PMG FILE PHOTO - Beginning Monday, the Tigard Public Library will offer browsing and other services for 15 minutes at a time as new Washington County high risk regulations go into effect. Last summer, Tigard offered curbside services, shown here.Tigard Public Library will allow inside access to services for limited times beginning Monday, April 26.

That's when the library will offer computer access, self-service pickup holds, browsing and access to public restrooms, Library Director Halsted Bernard told the Tigard City Council Tuesday night.

"We will do so in a limited capacity for limited amounts of time," she said. "We'll have a limited number of people allowed in the building at a time for 15 minutes at a time to start while we're in high risk."

Effective on Friday, Washington County moves from a "moderate risk" to "high risk" category for COVID-19 pandemic protocols, meaning tighter restrictions will be in place from then through May 6, including limiting the numbers of people allowed in buildings.

Jeanne Peloquin, Tigard Public Library communication and outreach coordinator, said the library has worked hard to maintain "safety protocols, create safer indoor spaces and devise new workflows."

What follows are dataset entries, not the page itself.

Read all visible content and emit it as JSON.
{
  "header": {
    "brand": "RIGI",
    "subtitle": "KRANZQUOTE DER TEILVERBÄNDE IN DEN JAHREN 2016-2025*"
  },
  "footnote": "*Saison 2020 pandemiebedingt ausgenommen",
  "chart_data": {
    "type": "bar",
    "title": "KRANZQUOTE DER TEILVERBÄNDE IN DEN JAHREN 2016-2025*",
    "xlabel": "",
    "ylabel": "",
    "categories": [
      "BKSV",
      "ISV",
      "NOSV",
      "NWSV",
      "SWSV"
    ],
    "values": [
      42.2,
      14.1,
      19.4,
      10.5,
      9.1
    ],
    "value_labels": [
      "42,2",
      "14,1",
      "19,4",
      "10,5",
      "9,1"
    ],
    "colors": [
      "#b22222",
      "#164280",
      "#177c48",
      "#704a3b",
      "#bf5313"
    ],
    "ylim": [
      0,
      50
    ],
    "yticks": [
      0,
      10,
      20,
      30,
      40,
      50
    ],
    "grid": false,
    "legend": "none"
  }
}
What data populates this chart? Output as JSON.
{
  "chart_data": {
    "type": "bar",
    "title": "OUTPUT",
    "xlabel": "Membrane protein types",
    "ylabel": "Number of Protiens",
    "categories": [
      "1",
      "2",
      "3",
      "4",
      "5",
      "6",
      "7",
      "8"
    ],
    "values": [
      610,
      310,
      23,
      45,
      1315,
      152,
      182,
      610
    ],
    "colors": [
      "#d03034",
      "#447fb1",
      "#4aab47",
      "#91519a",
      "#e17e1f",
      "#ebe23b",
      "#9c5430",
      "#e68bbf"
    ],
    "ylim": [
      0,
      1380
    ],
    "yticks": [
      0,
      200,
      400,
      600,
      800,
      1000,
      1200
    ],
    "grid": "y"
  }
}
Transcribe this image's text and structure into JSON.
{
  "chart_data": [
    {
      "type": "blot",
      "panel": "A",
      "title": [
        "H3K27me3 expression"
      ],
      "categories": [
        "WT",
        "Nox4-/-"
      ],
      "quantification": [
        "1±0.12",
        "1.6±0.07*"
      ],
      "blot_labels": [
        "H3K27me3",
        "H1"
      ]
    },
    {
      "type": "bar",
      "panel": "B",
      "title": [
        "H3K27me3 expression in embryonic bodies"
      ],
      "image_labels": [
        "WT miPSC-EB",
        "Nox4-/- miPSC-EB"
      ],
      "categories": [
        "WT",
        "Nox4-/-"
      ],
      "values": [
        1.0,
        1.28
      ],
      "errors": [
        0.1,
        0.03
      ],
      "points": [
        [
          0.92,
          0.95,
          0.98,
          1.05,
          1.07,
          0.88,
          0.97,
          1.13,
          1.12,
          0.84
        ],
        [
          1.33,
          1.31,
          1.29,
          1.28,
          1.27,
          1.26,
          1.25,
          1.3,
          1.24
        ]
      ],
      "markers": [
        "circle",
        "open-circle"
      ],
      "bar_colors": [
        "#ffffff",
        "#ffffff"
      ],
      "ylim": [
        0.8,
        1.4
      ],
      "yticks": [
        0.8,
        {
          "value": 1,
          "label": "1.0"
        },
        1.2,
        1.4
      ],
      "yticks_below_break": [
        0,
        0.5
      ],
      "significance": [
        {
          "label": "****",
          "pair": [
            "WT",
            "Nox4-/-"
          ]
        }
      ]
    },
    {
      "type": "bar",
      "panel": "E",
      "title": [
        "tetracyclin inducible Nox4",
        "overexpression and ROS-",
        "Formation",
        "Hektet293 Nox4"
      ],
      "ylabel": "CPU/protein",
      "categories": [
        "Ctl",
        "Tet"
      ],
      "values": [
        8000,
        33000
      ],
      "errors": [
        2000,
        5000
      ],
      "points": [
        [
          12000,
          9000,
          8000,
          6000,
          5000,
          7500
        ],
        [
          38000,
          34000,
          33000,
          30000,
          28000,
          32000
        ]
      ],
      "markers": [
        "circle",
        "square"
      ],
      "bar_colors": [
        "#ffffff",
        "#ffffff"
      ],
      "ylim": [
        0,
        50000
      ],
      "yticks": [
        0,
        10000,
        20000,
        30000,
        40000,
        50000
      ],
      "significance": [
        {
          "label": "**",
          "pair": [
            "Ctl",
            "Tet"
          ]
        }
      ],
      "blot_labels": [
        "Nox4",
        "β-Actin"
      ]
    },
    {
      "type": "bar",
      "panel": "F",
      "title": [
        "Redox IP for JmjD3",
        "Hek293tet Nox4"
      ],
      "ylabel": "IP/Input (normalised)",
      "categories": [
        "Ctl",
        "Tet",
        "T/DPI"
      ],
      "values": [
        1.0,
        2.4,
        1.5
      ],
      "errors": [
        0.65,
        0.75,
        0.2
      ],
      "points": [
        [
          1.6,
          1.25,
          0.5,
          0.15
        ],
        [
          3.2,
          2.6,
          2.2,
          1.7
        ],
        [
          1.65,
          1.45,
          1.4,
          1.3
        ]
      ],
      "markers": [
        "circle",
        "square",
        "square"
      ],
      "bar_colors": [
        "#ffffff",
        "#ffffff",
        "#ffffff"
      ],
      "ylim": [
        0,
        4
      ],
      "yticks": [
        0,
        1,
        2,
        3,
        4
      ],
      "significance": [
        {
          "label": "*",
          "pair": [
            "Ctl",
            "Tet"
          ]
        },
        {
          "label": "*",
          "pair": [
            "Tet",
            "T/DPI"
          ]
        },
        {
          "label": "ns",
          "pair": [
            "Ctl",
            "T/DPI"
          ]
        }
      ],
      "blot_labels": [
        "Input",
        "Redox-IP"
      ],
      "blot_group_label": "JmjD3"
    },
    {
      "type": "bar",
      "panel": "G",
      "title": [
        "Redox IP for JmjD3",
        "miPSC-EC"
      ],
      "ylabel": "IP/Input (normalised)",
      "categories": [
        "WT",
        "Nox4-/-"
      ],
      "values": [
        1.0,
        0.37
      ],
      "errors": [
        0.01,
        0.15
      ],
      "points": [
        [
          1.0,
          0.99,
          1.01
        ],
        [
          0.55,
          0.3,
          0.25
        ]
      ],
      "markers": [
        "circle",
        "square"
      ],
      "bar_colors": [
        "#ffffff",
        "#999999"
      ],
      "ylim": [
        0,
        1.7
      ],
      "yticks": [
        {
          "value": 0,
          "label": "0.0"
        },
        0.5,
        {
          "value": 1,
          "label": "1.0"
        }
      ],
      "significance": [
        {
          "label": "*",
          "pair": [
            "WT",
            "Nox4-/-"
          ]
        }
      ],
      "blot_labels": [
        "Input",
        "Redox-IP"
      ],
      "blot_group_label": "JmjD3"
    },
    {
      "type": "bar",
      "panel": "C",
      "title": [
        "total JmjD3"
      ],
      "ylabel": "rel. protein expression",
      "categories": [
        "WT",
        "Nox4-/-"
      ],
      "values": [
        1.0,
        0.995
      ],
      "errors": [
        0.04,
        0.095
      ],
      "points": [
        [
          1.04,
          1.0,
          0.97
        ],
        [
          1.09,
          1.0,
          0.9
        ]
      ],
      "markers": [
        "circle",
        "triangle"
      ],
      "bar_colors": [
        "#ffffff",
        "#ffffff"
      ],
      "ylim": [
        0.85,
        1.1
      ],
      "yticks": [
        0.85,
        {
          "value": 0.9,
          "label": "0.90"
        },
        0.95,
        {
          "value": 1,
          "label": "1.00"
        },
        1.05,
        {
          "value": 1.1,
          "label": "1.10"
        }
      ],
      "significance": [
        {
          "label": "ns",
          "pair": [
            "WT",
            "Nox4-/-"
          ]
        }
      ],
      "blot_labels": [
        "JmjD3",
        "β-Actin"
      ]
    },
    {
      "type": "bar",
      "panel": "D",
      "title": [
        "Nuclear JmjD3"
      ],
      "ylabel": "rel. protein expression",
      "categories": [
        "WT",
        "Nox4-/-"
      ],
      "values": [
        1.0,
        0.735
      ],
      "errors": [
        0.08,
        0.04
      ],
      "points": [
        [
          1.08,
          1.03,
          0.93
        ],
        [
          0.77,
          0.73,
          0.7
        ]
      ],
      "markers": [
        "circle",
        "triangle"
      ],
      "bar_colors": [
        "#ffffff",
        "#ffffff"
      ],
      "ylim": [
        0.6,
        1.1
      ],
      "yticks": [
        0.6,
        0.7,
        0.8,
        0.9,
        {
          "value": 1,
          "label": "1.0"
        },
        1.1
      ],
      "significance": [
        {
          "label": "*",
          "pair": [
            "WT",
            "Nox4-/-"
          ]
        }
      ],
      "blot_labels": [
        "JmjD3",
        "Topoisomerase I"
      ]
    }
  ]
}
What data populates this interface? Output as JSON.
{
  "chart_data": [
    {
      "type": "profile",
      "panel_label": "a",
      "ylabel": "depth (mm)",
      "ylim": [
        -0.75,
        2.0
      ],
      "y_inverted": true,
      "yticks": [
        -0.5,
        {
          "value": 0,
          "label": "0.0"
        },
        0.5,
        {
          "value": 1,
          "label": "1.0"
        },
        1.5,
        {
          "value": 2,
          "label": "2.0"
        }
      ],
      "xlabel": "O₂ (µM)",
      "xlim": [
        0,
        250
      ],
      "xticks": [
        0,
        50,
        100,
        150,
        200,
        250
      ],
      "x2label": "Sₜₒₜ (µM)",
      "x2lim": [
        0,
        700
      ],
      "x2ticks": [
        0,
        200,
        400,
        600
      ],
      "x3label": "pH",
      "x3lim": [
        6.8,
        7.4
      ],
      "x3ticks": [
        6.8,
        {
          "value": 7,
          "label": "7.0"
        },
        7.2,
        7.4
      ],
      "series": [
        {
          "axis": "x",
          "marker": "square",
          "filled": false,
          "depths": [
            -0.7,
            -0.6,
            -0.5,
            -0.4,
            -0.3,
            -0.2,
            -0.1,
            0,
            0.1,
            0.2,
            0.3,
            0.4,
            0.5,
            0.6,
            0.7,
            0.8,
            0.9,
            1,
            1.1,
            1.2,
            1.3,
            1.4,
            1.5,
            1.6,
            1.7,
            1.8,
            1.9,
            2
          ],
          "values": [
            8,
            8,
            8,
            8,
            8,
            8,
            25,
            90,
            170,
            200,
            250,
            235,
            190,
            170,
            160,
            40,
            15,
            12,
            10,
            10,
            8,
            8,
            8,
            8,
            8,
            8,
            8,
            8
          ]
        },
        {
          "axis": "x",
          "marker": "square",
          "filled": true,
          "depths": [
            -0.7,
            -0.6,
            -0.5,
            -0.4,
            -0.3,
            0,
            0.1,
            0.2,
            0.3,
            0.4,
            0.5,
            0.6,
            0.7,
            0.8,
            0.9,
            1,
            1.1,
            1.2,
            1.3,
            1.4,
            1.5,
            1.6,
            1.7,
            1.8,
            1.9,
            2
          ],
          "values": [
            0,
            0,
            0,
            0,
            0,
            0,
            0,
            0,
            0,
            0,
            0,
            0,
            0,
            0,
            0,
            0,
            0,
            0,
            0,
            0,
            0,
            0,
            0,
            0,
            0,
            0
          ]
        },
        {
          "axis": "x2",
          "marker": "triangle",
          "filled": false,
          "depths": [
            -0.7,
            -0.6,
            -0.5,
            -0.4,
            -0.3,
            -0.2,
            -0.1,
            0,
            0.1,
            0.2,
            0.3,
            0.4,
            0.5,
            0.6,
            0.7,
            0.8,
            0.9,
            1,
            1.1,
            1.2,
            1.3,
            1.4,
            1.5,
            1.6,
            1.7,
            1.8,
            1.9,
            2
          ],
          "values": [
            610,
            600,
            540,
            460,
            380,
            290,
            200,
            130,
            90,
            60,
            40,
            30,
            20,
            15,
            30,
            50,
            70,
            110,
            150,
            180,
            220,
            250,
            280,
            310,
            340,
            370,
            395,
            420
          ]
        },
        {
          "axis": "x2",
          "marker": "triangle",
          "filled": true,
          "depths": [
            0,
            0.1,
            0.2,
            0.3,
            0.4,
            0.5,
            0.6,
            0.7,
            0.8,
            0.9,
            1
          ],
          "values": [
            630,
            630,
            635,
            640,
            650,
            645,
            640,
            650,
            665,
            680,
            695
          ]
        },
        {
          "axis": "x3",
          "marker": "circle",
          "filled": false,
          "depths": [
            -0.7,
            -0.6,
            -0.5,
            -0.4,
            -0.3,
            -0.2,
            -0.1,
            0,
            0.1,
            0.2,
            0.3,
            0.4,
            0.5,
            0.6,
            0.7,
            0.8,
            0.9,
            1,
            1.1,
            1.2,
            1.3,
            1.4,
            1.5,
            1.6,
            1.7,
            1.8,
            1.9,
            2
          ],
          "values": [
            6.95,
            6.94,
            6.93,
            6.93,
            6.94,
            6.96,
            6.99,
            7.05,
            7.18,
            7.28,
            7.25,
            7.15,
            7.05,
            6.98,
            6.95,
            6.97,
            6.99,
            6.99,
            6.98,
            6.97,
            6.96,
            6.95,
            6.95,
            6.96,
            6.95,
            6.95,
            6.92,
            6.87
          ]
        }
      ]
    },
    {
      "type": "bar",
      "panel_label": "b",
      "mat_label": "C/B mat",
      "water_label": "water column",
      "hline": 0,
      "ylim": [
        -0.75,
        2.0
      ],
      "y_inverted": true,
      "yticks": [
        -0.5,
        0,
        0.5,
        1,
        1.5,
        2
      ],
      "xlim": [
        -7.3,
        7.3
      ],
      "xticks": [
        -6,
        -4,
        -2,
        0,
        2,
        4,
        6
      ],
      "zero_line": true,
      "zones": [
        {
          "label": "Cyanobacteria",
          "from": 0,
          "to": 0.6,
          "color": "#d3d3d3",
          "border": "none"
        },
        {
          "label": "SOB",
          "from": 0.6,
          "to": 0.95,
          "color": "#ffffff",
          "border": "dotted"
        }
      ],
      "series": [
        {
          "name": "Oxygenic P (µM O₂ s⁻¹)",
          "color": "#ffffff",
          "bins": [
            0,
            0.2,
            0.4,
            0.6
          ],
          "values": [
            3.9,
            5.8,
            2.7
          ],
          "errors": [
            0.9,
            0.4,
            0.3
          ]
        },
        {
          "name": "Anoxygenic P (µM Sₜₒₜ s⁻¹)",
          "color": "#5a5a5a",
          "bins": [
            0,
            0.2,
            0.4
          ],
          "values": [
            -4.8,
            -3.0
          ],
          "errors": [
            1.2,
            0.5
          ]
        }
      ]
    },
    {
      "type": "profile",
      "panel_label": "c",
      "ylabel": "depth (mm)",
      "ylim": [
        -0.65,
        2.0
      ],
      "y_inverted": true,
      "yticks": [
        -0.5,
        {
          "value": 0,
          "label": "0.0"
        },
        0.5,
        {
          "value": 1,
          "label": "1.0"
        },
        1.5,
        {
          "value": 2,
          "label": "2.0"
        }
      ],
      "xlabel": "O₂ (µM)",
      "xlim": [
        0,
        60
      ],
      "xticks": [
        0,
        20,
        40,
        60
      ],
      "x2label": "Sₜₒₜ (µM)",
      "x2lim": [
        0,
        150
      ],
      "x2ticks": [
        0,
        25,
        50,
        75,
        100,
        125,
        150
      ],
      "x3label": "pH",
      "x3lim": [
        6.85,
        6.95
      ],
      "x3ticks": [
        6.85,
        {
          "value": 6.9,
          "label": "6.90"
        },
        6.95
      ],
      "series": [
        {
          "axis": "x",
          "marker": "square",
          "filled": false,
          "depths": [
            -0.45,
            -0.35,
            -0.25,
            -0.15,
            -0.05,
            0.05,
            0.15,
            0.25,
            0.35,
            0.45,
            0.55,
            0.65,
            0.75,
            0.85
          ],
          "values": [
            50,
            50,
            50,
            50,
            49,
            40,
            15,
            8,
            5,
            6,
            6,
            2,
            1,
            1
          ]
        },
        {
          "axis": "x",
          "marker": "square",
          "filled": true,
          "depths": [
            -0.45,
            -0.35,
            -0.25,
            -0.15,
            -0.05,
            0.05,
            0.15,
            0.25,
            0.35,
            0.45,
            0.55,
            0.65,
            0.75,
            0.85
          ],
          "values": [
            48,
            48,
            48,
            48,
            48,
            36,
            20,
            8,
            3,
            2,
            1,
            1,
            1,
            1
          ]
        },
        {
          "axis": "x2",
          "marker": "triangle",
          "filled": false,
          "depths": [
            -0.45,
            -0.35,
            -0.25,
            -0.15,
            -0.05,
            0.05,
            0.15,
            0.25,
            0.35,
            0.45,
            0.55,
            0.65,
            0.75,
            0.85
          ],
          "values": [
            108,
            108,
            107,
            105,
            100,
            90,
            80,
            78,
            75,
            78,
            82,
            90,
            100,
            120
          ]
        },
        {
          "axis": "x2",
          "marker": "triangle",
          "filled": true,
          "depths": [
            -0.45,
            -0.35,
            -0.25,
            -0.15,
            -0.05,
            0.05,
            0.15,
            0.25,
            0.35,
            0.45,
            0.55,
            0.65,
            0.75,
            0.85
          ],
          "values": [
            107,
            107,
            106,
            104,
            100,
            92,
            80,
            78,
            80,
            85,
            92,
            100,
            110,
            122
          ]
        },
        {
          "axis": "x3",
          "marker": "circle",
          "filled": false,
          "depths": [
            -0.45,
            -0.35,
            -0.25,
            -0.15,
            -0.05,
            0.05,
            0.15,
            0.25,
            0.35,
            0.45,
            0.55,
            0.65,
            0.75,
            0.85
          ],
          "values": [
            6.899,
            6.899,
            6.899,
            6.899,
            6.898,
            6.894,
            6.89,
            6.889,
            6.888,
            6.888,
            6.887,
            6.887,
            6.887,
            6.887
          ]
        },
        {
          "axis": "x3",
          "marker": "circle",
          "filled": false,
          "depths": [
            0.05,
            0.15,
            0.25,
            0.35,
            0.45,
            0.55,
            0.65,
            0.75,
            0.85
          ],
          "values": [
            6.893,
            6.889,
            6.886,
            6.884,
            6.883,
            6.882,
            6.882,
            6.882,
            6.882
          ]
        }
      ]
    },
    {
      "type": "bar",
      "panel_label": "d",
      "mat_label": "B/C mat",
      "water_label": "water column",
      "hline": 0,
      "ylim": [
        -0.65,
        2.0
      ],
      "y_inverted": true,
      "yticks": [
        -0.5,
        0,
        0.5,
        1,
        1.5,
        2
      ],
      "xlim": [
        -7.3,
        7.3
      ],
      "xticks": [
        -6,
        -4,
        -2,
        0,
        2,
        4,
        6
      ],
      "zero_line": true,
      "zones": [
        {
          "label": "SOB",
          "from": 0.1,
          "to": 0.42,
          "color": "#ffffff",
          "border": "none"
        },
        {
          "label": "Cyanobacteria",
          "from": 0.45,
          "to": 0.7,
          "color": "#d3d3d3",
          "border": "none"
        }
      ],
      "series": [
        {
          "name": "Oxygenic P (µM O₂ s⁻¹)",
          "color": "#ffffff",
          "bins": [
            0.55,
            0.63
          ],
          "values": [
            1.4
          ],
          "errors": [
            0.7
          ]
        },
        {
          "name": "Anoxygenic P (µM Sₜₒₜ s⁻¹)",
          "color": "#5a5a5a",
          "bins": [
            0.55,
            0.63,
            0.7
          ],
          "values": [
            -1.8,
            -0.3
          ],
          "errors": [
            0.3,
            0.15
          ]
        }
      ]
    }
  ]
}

She said once the risk decreases, plans are to expand time allowed inside to 30 minutes.

This will be the first time patrons have been allowed inside the building since shutdowns throughout the state began in March 2020, Peloquin confirmed. Since then, the library has offered a variety of no-contact curbside services, which will continue.

Tigard Public Library in-building hours are from 2 to 6 p.m., Monday through Thursday, and 10 a.m. to 2 p.m. on Friday and Saturday. Face coverings and physical distancing will be required during those visits.

A soft launch of the new in-building times continues tomorrow (Thursday, April 22), from 10-11:30 a.m.

"This has been a year of constant adaptation, but our consistent, driving mission has been providing safe, high-quality library services to the community," Bernard said regarding the partial reopening. "We've been able to serve over 28,000 people through Library Takeout, but our goal has always been to reopen the front doors as soon as safety equipment and protocols made that possible. We're so excited that moment is finally here."  

While Tigard's neighbor to the south hopes to partially reopen at some point, it will wait until construction of its "makerspace" – a specialized room that houses equipment for creative endeavors – is complete, according to Jerianne Thompson, director of the Tualatin Public Library.

"We are continuing to offer holds pickup and printing by appointment, between 11 a.m. and 5 p.m., Monday through Saturday," she said. "We also offer new take-and-make crafts each week."